The increase in external debt by Rs.145 billion was not entirely on account of fresh net external borrowing but was also contributed by significant translational losses on account of appreciation of international currencies against US Dollar and depreciation of Pak Rupee against US Dollar. 

            It is therefore evident that the sole purpose of analyzing the debt over such short period of time is to create sensations or the writer clearly lacks the understanding to distinguish between public debt management and cash management operations of the government.

            The news report made a false claim that the government has made amendments in the Fiscal Responsibility and Debt Limitation (FRDL) Act, 2005 to conceal the worsening debt picture. In fact, most of the clauses of FRDL Act were outdated and the present government not only updated the clauses in accordance with the present economic realities but also defined path with an objective to improve the fiscal and debt situation of the country along with formalizing the definition of public debt. It is important to note that these amendments were made regardless of the tenure of any political government to clearly define a debt reduction path. Accordingly, the gross public debt numbers are consistent and unchanged as reported in the government publications in the past. Further, the total debt numbers are consistent with international reporting standards i.e. “IMF Public Sector Debt Statistics Guide for Compilers and Users (2013)”. Such narration only intends to mislead the public regarding public debt data integrity based on lack of understanding of the public debt management, disregarding the Fiscal Responsibility and Debt Limitation Act approved by the parliament.

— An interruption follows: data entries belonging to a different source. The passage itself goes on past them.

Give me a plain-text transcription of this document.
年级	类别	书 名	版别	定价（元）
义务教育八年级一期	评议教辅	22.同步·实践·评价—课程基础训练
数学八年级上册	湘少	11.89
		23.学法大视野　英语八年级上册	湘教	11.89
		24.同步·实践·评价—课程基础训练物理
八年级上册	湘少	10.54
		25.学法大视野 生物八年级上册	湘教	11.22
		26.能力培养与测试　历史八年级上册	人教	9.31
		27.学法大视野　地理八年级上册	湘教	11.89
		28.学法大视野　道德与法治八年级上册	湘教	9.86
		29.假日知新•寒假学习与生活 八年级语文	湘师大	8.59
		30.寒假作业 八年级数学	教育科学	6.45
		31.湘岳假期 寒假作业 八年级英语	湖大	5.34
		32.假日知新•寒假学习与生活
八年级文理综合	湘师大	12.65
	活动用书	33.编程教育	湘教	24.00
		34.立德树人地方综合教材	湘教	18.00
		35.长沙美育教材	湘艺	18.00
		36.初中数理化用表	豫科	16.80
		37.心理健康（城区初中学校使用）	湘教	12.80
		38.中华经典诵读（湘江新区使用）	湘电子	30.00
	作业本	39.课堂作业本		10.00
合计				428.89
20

            In another recent publication dated November 11, 2017, the writer unduly alleged that the government has inordinately delayed the release of a critical quarterly report on public debt management as the country’s debt indicators have worsened in the past one year. It is to be clarified that the government has never published risk report on debt management on quarterly basis even during IMF program. The matter was discussed with the IMF during IMF EFF program and it was explained that debt indicators do not change much in a span of three months and accordingly publishing risk report on quarterly basis does not provide much insight into debt risk indicators. The same was explained to writer, however as always, he chooses to ignore the facts and tried to create sensations through misreporting. The risk report at end June 2017 will be published on Finance Division website shortly. Furthermore, the said report also misrepresented the facts in November 11, 2017 report by attributing a false statement with a senior official which was later removed from the epaper but was not taken back in the print version of the paper to avoid embarrassment to the paper about this blatant misrepresentation.